Doodlebug
Doodlebug is the journal I kept when my brother and I took two and a half months to drive across the country. I edited the journal down to around 200 pages and wrote an introduction and afterward. We started on January 1st, 1994. Here is a sample from February 8th when we were camped in the Big Thicket of Texas.
Feb. 8th
On the river, Louis saw a large snake slipping from a log into the water and another leaving the bank. It may have been a water moccasin and he may have fulfilled his lifelong obsession with seeing a poisonous snake, but we don’t know. He did spot an anthill on the way back.
“Careful, those might be red ants,” I cautioned.
“Not all red ants sting,” he said, squatting beside it and unsheathing his magnifying glass.
“Careful, don’t stir them up.”
He bent over the hill, trying to get focused on an ant, putting his face and nose danger-ously close to them. I watched nervously for signs of a war party advancing up my leg.

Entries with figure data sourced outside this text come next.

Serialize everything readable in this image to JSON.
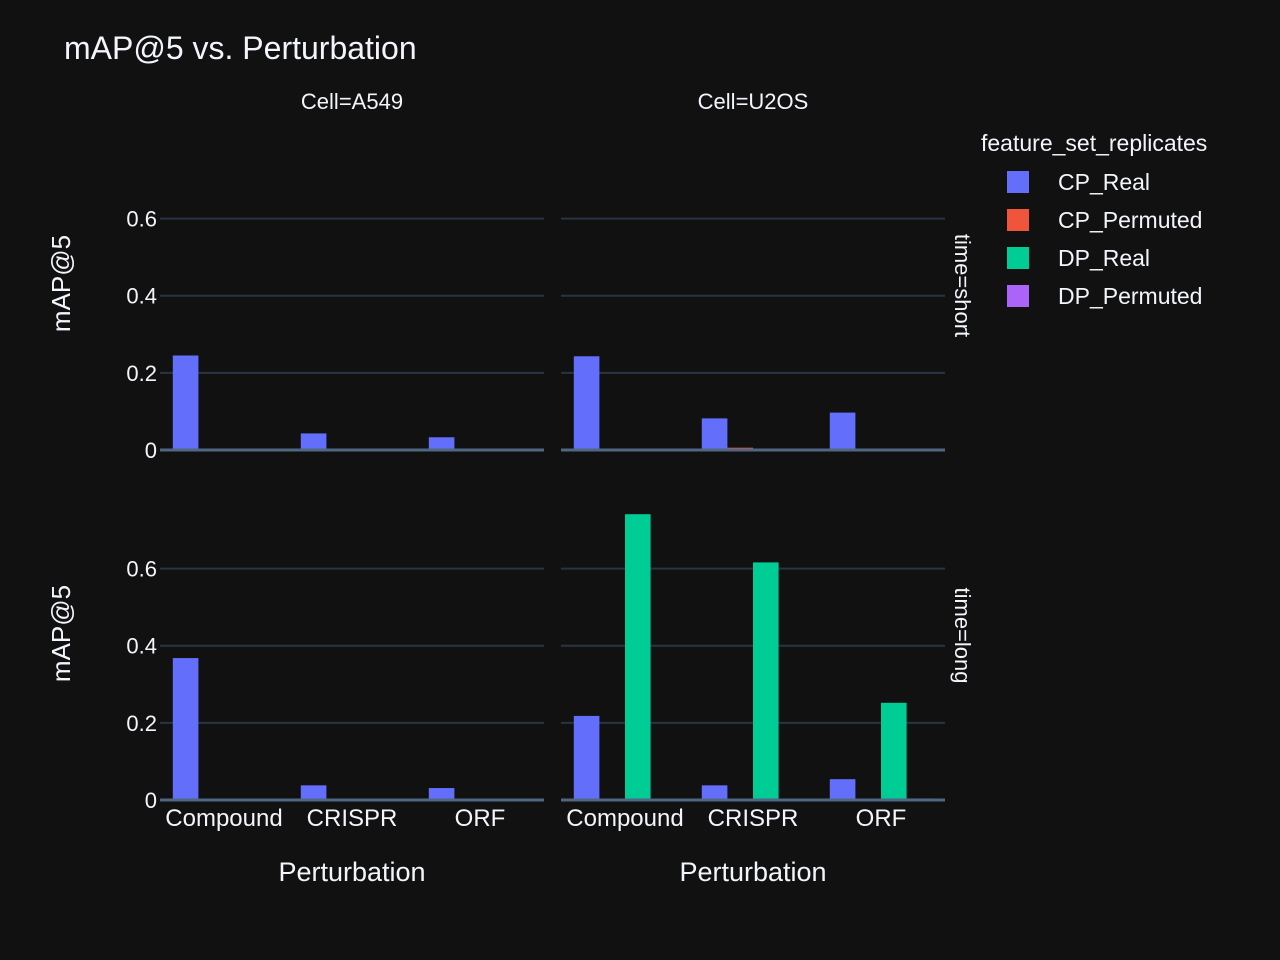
{
  "chart_data": {
    "type": "bar",
    "title": "mAP@5 vs. Perturbation",
    "ylabel": "mAP@5",
    "xlabel": "Perturbation",
    "categories": [
      "Compound",
      "CRISPR",
      "ORF"
    ],
    "ylim": [
      0,
      0.77
    ],
    "yticks": [
      0,
      0.2,
      0.4,
      0.6
    ],
    "yticklabels": [
      "0",
      "0.2",
      "0.4",
      "0.6"
    ],
    "grid": true,
    "legend": {
      "title": "feature_set_replicates",
      "position": "top-right",
      "items": [
        {
          "name": "CP_Real",
          "color": "#636efa"
        },
        {
          "name": "CP_Permuted",
          "color": "#ef553b"
        },
        {
          "name": "DP_Real",
          "color": "#00cc96"
        },
        {
          "name": "DP_Permuted",
          "color": "#ab63fa"
        }
      ]
    },
    "column_facets": [
      "Cell=A549",
      "Cell=U2OS"
    ],
    "row_facets": [
      "time=short",
      "time=long"
    ],
    "panels": [
      {
        "cell": "A549",
        "time": "short",
        "series": [
          {
            "name": "CP_Real",
            "values": [
              0.245,
              0.043,
              0.033
            ]
          },
          {
            "name": "CP_Permuted",
            "values": [
              0.002,
              0.002,
              0.002
            ]
          },
          {
            "name": "DP_Real",
            "values": [
              0.001,
              0.001,
              0.001
            ]
          },
          {
            "name": "DP_Permuted",
            "values": [
              0.001,
              0.001,
              0.001
            ]
          }
        ]
      },
      {
        "cell": "U2OS",
        "time": "short",
        "series": [
          {
            "name": "CP_Real",
            "values": [
              0.243,
              0.082,
              0.097
            ]
          },
          {
            "name": "CP_Permuted",
            "values": [
              0.002,
              0.006,
              0.002
            ]
          },
          {
            "name": "DP_Real",
            "values": [
              0.001,
              0.001,
              0.001
            ]
          },
          {
            "name": "DP_Permuted",
            "values": [
              0.001,
              0.001,
              0.001
            ]
          }
        ]
      },
      {
        "cell": "A549",
        "time": "long",
        "series": [
          {
            "name": "CP_Real",
            "values": [
              0.368,
              0.038,
              0.031
            ]
          },
          {
            "name": "CP_Permuted",
            "values": [
              0.001,
              0.001,
              0.001
            ]
          },
          {
            "name": "DP_Real",
            "values": [
              0.001,
              0.001,
              0.001
            ]
          },
          {
            "name": "DP_Permuted",
            "values": [
              0.001,
              0.001,
              0.001
            ]
          }
        ]
      },
      {
        "cell": "U2OS",
        "time": "long",
        "series": [
          {
            "name": "CP_Real",
            "values": [
              0.218,
              0.038,
              0.054
            ]
          },
          {
            "name": "CP_Permuted",
            "values": [
              0.002,
              0.002,
              0.003
            ]
          },
          {
            "name": "DP_Real",
            "values": [
              0.741,
              0.616,
              0.252
            ]
          },
          {
            "name": "DP_Permuted",
            "values": [
              0.002,
              0.002,
              0.004
            ]
          }
        ]
      }
    ]
  }
}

“Aha!” Louis said, sitting up and looking at his arm. “Great, I’ve got one on my arm. Yes, it has formic acid.” He squinted at it with the glass.

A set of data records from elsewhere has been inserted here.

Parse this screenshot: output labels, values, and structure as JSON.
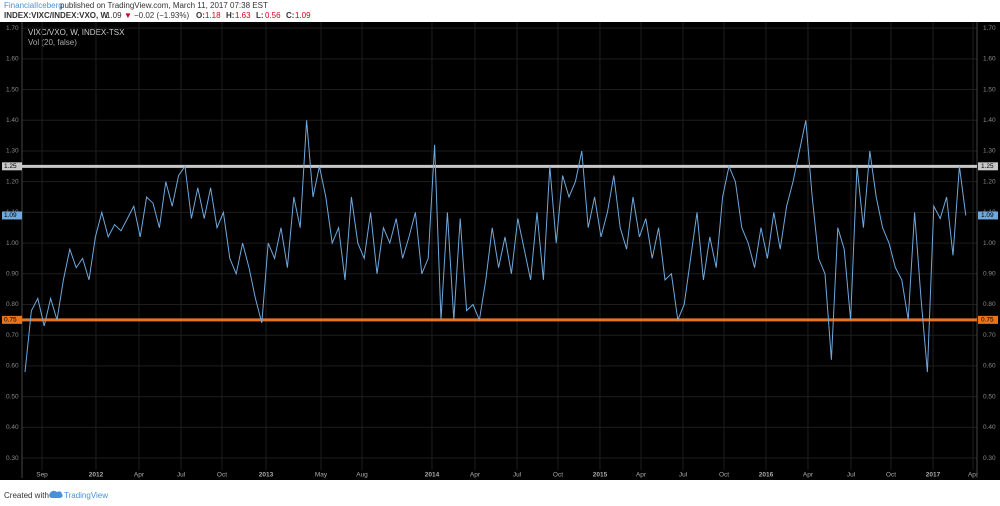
{
  "header": {
    "author": "FinancialIceberg",
    "published": "published on TradingView.com, March 11, 2017 07:38 EST",
    "symbol": "INDEX:VIXC/INDEX:VXO, W",
    "last": "1.09",
    "arrow": "▼",
    "change": "−0.02 (−1.93%)",
    "ohlc": [
      {
        "k": "O:",
        "v": "1.18"
      },
      {
        "k": "H:",
        "v": "1.63"
      },
      {
        "k": "L:",
        "v": "0.56"
      },
      {
        "k": "C:",
        "v": "1.09"
      }
    ]
  },
  "chart_data": {
    "type": "line",
    "title": "VIXC/VXO, W, INDEX-TSX",
    "subtitle": "Vol (20, false)",
    "series": [
      {
        "name": "VIXC/VXO",
        "color": "#6fa8dc",
        "values": [
          0.58,
          0.78,
          0.82,
          0.73,
          0.82,
          0.75,
          0.88,
          0.98,
          0.92,
          0.95,
          0.88,
          1.02,
          1.1,
          1.02,
          1.06,
          1.04,
          1.08,
          1.12,
          1.02,
          1.15,
          1.13,
          1.05,
          1.2,
          1.12,
          1.22,
          1.25,
          1.08,
          1.18,
          1.08,
          1.18,
          1.05,
          1.1,
          0.95,
          0.9,
          1.0,
          0.92,
          0.82,
          0.74,
          1.0,
          0.95,
          1.05,
          0.92,
          1.15,
          1.05,
          1.4,
          1.15,
          1.25,
          1.15,
          1.0,
          1.05,
          0.88,
          1.15,
          1.0,
          0.95,
          1.1,
          0.9,
          1.05,
          1.0,
          1.08,
          0.95,
          1.02,
          1.1,
          0.9,
          0.95,
          1.32,
          0.75,
          1.1,
          0.75,
          1.08,
          0.78,
          0.8,
          0.75,
          0.88,
          1.05,
          0.92,
          1.02,
          0.9,
          1.08,
          0.98,
          0.88,
          1.1,
          0.88,
          1.25,
          1.0,
          1.22,
          1.15,
          1.2,
          1.3,
          1.05,
          1.15,
          1.02,
          1.1,
          1.22,
          1.05,
          0.98,
          1.15,
          1.02,
          1.08,
          0.95,
          1.05,
          0.88,
          0.9,
          0.75,
          0.8,
          0.95,
          1.1,
          0.88,
          1.02,
          0.92,
          1.15,
          1.25,
          1.2,
          1.05,
          1.0,
          0.92,
          1.05,
          0.95,
          1.1,
          0.98,
          1.12,
          1.2,
          1.3,
          1.4,
          1.15,
          0.95,
          0.9,
          0.62,
          1.05,
          0.98,
          0.75,
          1.25,
          1.05,
          1.3,
          1.15,
          1.05,
          1.0,
          0.92,
          0.88,
          0.75,
          1.1,
          0.82,
          0.58,
          1.12,
          1.08,
          1.15,
          0.96,
          1.25,
          1.09
        ]
      }
    ],
    "hlines": [
      {
        "value": 1.25,
        "color": "#c8c8c8"
      },
      {
        "value": 0.75,
        "color": "#e8741c"
      }
    ],
    "xlim": [
      -0.47,
      148.75
    ],
    "xticks": [
      {
        "value": 2.66,
        "label": "Sep"
      },
      {
        "value": 11.09,
        "label": "2012"
      },
      {
        "value": 17.81,
        "label": "Apr"
      },
      {
        "value": 24.38,
        "label": "Jul"
      },
      {
        "value": 30.78,
        "label": "Oct"
      },
      {
        "value": 37.66,
        "label": "2013"
      },
      {
        "value": 46.25,
        "label": "May"
      },
      {
        "value": 52.66,
        "label": "Aug"
      },
      {
        "value": 63.59,
        "label": "2014"
      },
      {
        "value": 70.31,
        "label": "Apr"
      },
      {
        "value": 76.88,
        "label": "Jul"
      },
      {
        "value": 83.28,
        "label": "Oct"
      },
      {
        "value": 89.84,
        "label": "2015"
      },
      {
        "value": 96.25,
        "label": "Apr"
      },
      {
        "value": 102.81,
        "label": "Jul"
      },
      {
        "value": 109.22,
        "label": "Oct"
      },
      {
        "value": 115.78,
        "label": "2016"
      },
      {
        "value": 122.34,
        "label": "Apr"
      },
      {
        "value": 129.06,
        "label": "Jul"
      },
      {
        "value": 135.31,
        "label": "Oct"
      },
      {
        "value": 141.88,
        "label": "2017"
      },
      {
        "value": 148.13,
        "label": "Apr"
      }
    ],
    "ylim": [
      0.235,
      1.72
    ],
    "yticks": [
      {
        "value": 0.3,
        "label": "0.30"
      },
      {
        "value": 0.4,
        "label": "0.40"
      },
      {
        "value": 0.5,
        "label": "0.50"
      },
      {
        "value": 0.6,
        "label": "0.60"
      },
      {
        "value": 0.7,
        "label": "0.70"
      },
      {
        "value": 0.8,
        "label": "0.80"
      },
      {
        "value": 0.9,
        "label": "0.90"
      },
      {
        "value": 1.0,
        "label": "1.00"
      },
      {
        "value": 1.1,
        "label": "1.10"
      },
      {
        "value": 1.2,
        "label": "1.20"
      },
      {
        "value": 1.3,
        "label": "1.30"
      },
      {
        "value": 1.4,
        "label": "1.40"
      },
      {
        "value": 1.5,
        "label": "1.50"
      },
      {
        "value": 1.6,
        "label": "1.60"
      },
      {
        "value": 1.7,
        "label": "1.70"
      }
    ],
    "grid": true
  },
  "footer": {
    "created": "Created with",
    "brand": "TradingView"
  }
}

“Does that mean they can sting?”
He prodded it with his finger. “Yes, there he goes. Have you ever noticed that some ants hunch up when they sting?”

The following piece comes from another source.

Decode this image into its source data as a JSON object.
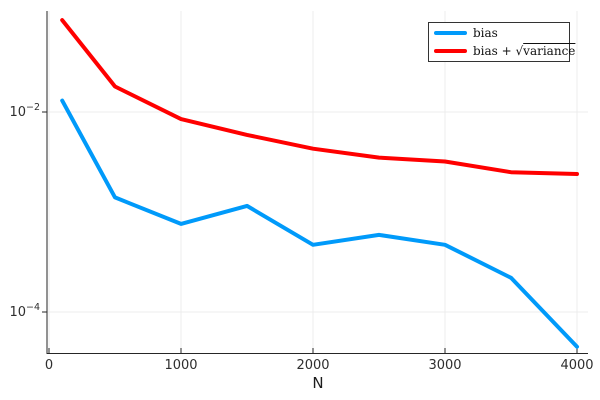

“No, I never noticed that.”
“They bite you and then hunch up because their formic acid is in their last section, so they have to hunch to spray it into the cut.”
“Really?”
“Yup, look at that.” He showed me the sting, slightly swollen and turning red, and he flicked the ant back onto the hill.
“Did you know that in some famous mu-seum, I forget which one, there is a rare species of ant found by an English scientist? He found it while he was having supper with Stalin. It ran across the table, and he recognized it and put it in vodka.”
“That works?” I said.
“The best, strongest alcohol will work. Now, army ants, I would like to see some of those. You know they can kill a deer?”
“No, I didn’t know that. Do they live around here?”
“No, only in the tropics. Some of them are so specialized their jaws are only good for ripping and tearing. They can’t feed themselves without the others.”